Classes are to end on Tuesday, Dec. 6 and exams are scheduled to begin on Thursday, Dec. 8, with the period ending on Wednesday, Dec. 21. Following the exam period, students will have a break from classes until the beginning of the second semester on Jan. 9, 2023.
Although exams are extremely common amongst nearly any higher level of education, the period is known to be a highly stressful time for most students.
Exams, which are typically recognized as the final step in a university-level course, incorporate many, if not all, of a course’s contents, leaving it up to students to decipher what needs to be read through, studied or memorized in preparation for the no longer than three-hour time period that students are given to complete the test.
The stress, which comes from such lengthy preparation, is something that can clearly be seen in Brock’s newest group of students that have been heavily affected by the COVID-19 pandemic.
“Due to COVID-19, I haven’t taken an exam since the beginning of high school,” said Cloe Spina, a first-year humanities major. “Because of this, the thought of the upcoming exam period has left me feeling very stressed.”
Much like Spina, many current university students are ill-equipped to be jumping back into the exam period, having limited to possibly no experience writing the tests to begin with. Instead, many students only remain familiar with assignments or essays testing their knowledge of the subject at hand. Flipping back to a standard test will consequently be a big leap for those individuals.
“I think exams just add on stress for no reason. All it really is is just an additional test that only adds more pressure on students that are already working so hard,” said Spina.
Despite what year you are in or how many exams you have taken in the past, the stress they bring on is not something that easily goes away. This is exactly what can be said in the case of fourth-year concurrent education student Gabrielle Platnar, who is no stranger to the exam season.
“When you are constantly stressing to memorize all the information from a semester in just a few days, it can be very worrisome that your future is on the line with how well you do on these exams,” said Platnar.
As an upper-year student in a program that relies on students maintaining a specific average to continue their studies, Platnar, among many other students, must face the reality that one shortfall of memorization could cost her whole future career.
“Exams are just a representation of how well a student is able to regurgitate information the teacher has told them to memorize throughout the year,” said Platnar. “It doesn’t really measure what a student actually understands, but only how well they can memorize something.”

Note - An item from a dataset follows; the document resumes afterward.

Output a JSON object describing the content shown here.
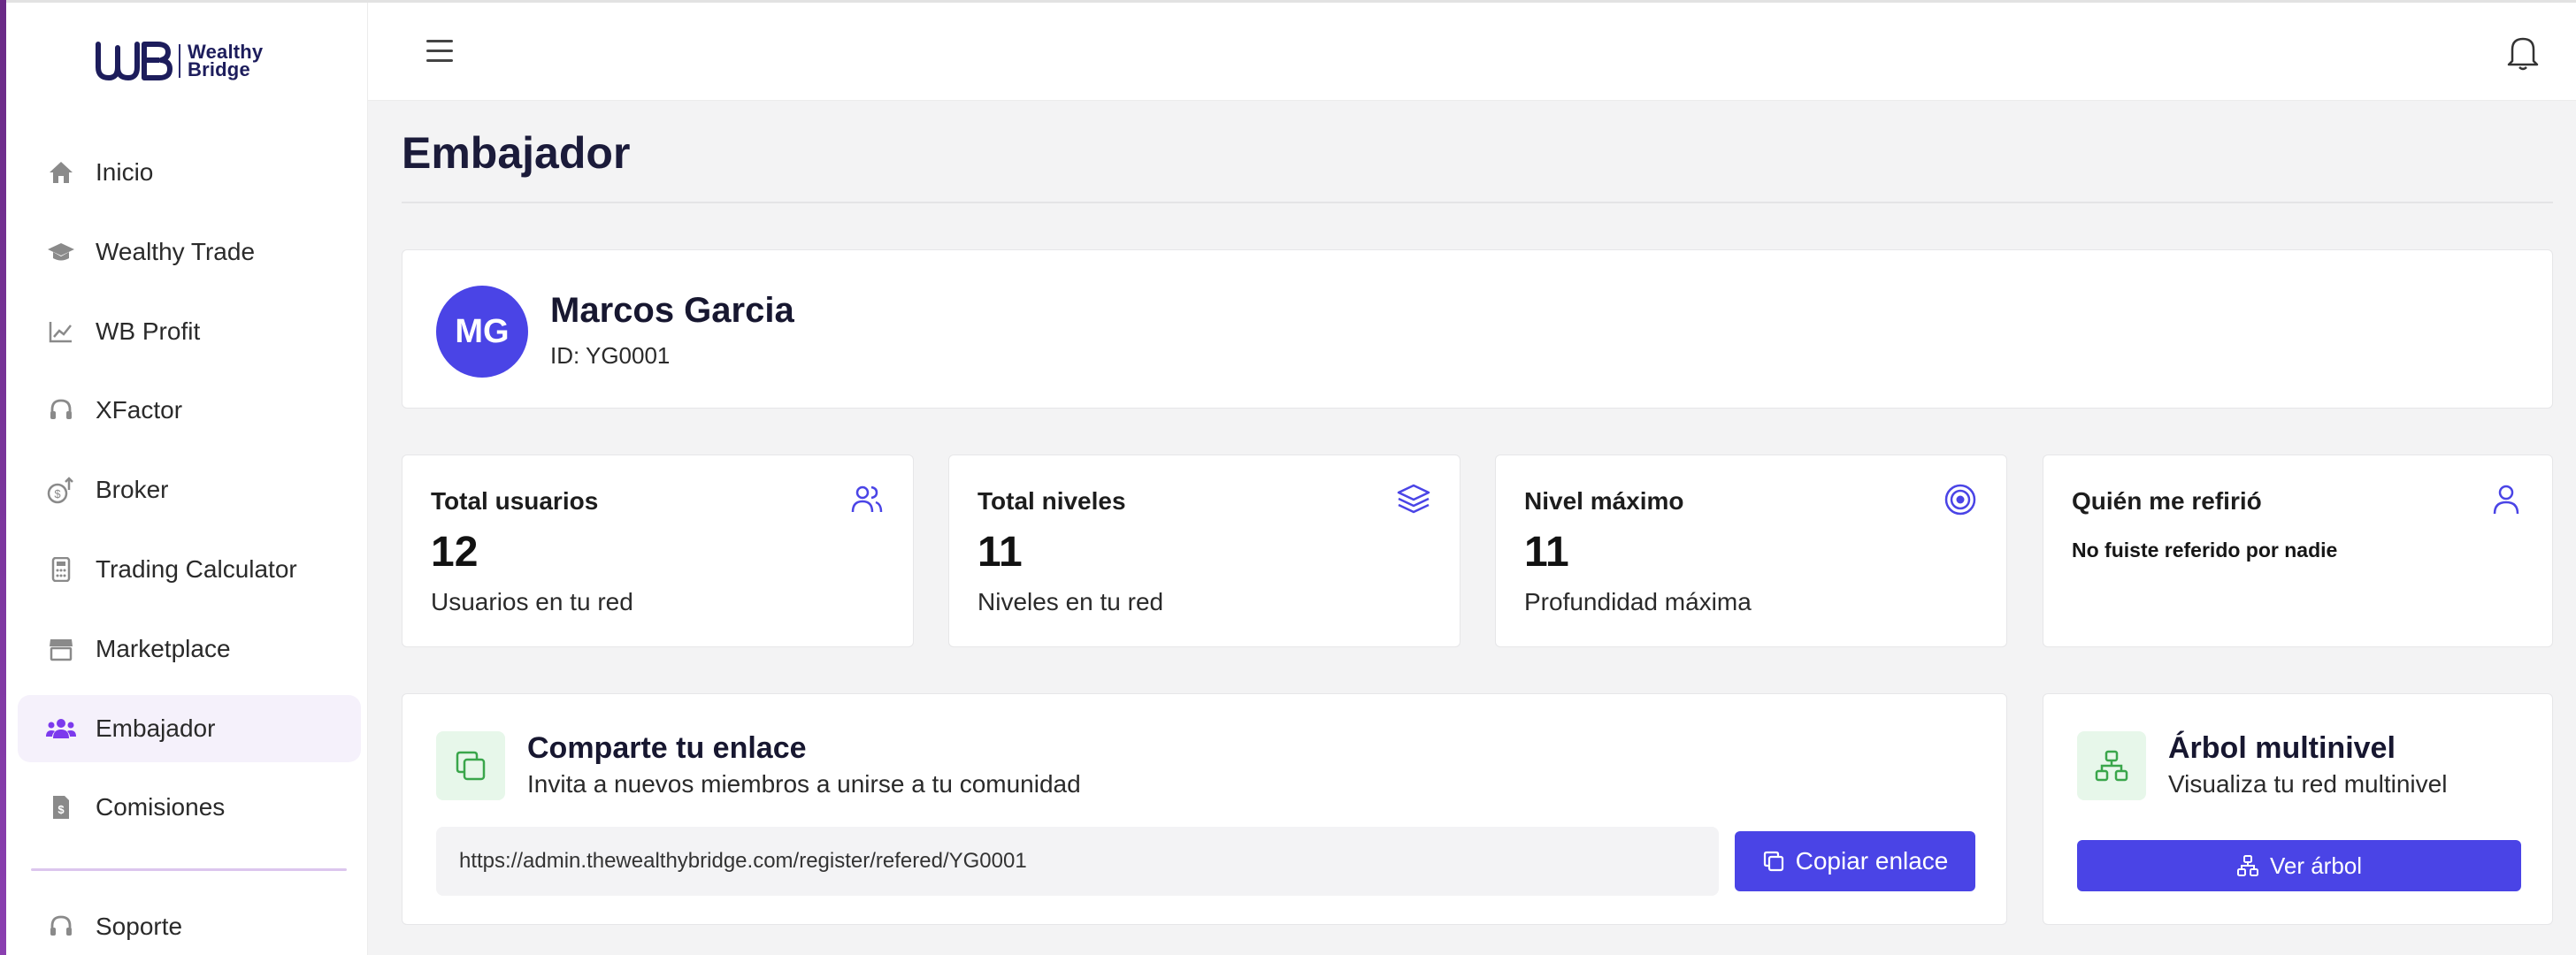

Platnar and Spina are only two of the many students expressing hesitation toward university exams. Many students are unsure of the exam period’s role as an important component in university education.
Whether exams should remain a significant aspect in post-secondary education or should be scrapped entirely is a concept worth considering. However, Penny Van Bergen and Rod Lane propose a third option in their article; instead of removing the existence of exams entirely, the usage of exams should instead be relooked and should be balanced out with other educational assessments, such as assignments, research proposals and presentations.
Van Bergen and Lane note that while the concept of exams as the only response to a student’s understanding may be overused, it is worth noting that exams can, at times, still be the appropriate response to assessing a student’s knowledge.
Whether or not exams are being properly used amongst Brock’s various courses remains open for discussion.